IMG_2817I recently watched America’s Test Kitchen’s episode of crock-pot recipes.  Their slow cooked pork tenderloin really caught my eye.  I made it and it is quite delicious.  The classic tastes of pork and cranberry really work together.  It is an easy recipe too, sometimes the recipes that America’s Test Kitchen’s put out are a little fussy- this one is not! I doubled the recipe because I wanted to share some with a friend.

My pork tenderloin looked like it was one large piece, but it was two smaller pieces, I tied them together, but this is optional, I think it would be fine with a few smaller ones.  The meat falls apart in this preparation.  I will be making it again.
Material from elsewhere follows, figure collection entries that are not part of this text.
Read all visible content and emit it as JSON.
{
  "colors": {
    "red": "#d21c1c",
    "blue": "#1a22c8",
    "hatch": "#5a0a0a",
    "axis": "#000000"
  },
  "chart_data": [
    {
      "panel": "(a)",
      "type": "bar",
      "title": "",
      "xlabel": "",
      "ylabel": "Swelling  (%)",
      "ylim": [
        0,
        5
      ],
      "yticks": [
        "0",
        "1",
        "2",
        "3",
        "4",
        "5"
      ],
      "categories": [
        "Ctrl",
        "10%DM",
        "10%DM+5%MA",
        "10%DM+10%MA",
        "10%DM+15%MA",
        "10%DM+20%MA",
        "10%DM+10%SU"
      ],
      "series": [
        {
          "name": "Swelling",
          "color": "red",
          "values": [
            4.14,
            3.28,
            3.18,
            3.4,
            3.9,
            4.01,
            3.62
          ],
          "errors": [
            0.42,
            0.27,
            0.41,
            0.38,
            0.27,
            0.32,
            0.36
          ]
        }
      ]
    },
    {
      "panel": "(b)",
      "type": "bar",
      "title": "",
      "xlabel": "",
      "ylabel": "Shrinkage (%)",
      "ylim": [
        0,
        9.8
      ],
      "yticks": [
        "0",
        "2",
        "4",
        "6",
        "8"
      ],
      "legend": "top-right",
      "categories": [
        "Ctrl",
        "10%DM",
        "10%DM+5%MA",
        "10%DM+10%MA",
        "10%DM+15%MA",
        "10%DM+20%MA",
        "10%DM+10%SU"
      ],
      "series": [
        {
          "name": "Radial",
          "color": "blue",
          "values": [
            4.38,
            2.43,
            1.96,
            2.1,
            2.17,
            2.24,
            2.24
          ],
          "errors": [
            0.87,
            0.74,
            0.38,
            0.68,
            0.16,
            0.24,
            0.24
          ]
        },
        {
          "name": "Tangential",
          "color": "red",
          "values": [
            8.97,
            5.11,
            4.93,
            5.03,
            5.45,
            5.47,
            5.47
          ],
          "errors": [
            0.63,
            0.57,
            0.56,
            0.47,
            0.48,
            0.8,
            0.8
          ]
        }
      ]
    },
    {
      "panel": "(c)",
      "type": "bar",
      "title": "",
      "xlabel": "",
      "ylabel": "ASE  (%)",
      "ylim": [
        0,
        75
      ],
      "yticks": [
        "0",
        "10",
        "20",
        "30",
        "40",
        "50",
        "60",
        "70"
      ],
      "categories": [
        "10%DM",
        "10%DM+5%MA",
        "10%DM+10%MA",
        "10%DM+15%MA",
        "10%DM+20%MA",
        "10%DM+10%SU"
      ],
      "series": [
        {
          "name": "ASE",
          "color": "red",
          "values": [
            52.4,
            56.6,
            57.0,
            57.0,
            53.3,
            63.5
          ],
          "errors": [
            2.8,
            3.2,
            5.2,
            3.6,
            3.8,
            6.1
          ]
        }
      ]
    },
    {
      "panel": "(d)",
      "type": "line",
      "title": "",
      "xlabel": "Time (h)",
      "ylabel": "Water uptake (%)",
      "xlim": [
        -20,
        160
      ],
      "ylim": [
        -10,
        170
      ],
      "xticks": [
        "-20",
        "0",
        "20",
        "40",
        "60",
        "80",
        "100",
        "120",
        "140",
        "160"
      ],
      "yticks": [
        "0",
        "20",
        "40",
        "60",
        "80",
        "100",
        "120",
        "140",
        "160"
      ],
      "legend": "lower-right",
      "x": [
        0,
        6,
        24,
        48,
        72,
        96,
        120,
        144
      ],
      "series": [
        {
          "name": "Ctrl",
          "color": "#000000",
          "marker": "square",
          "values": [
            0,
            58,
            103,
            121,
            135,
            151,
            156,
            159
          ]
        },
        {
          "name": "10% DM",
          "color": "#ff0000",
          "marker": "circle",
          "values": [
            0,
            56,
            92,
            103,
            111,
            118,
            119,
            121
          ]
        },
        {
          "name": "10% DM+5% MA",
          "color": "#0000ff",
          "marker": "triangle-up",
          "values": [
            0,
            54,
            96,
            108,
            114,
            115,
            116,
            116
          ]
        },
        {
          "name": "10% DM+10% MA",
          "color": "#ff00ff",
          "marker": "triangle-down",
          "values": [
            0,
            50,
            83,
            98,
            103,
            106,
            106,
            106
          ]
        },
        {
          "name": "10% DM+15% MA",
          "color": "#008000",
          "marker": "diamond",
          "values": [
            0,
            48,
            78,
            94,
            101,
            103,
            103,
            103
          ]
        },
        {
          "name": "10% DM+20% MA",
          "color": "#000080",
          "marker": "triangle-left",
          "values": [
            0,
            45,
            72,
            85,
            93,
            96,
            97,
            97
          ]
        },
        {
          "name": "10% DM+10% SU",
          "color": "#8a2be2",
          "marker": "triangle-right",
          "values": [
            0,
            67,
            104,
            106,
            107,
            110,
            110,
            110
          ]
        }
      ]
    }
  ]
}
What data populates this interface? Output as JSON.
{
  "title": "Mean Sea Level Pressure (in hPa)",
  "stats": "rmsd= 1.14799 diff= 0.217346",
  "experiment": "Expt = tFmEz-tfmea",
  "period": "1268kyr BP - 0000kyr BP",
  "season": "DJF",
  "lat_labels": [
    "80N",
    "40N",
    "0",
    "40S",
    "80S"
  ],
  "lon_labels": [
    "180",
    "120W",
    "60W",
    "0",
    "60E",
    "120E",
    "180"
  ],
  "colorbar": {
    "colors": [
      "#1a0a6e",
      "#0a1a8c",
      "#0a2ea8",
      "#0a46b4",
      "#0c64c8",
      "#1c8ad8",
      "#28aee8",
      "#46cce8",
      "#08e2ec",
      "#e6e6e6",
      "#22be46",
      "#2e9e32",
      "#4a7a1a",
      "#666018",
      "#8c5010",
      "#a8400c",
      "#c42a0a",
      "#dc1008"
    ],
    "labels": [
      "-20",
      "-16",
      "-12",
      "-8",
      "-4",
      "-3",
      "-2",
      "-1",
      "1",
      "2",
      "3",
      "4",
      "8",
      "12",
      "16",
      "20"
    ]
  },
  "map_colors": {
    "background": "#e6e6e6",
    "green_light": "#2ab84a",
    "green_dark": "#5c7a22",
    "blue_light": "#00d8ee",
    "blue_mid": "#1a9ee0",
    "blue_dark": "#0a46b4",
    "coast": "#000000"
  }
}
Crockpot Pork Tenderloin with Cranberry-Orange Sauce

Serves 10-12 Adapted from America’s Test Kitchen


  • 2 packages pork tenderloin (unseasoned)
  • 1 tsp salt
  • 1 tsp pepper
  • 2 Tbsp canola oil
  • 2 cans whole berry cranberry sauce
  • 1 cup dried cranberries (Craisins)
  • 1 cup orange juice
  • 1/2 tsp cinnamon
  • 6 strips of orange peel (peeled with vegetable peeler avoiding the white pith)
  • 4 Tbsp cold water
  • 1 Tbsp cornstarch


Pat the pork tenderloin and season with salt and pepper

Heat a large skillet over medium high heat and add the oil.  Brown the seasoned pork tenderloin on all sides for about 10-15 minutes total.

In the crock-pot, add the cranberry sauce, dried cranberries, orange juice, cinnamon and orange peel.  Stir to combine.  Add the browned pork to the crock-pot. Cover with a lid and cook on low for 4 hours.  Remove the pork tenderloin to a platter and cover with foil.  Pour the cranberry-orange sauce into a skillet and add a slurry of water and cornstarch to thicken the sauce.

Serve with rice and carrots or other vegetable to round out the meal.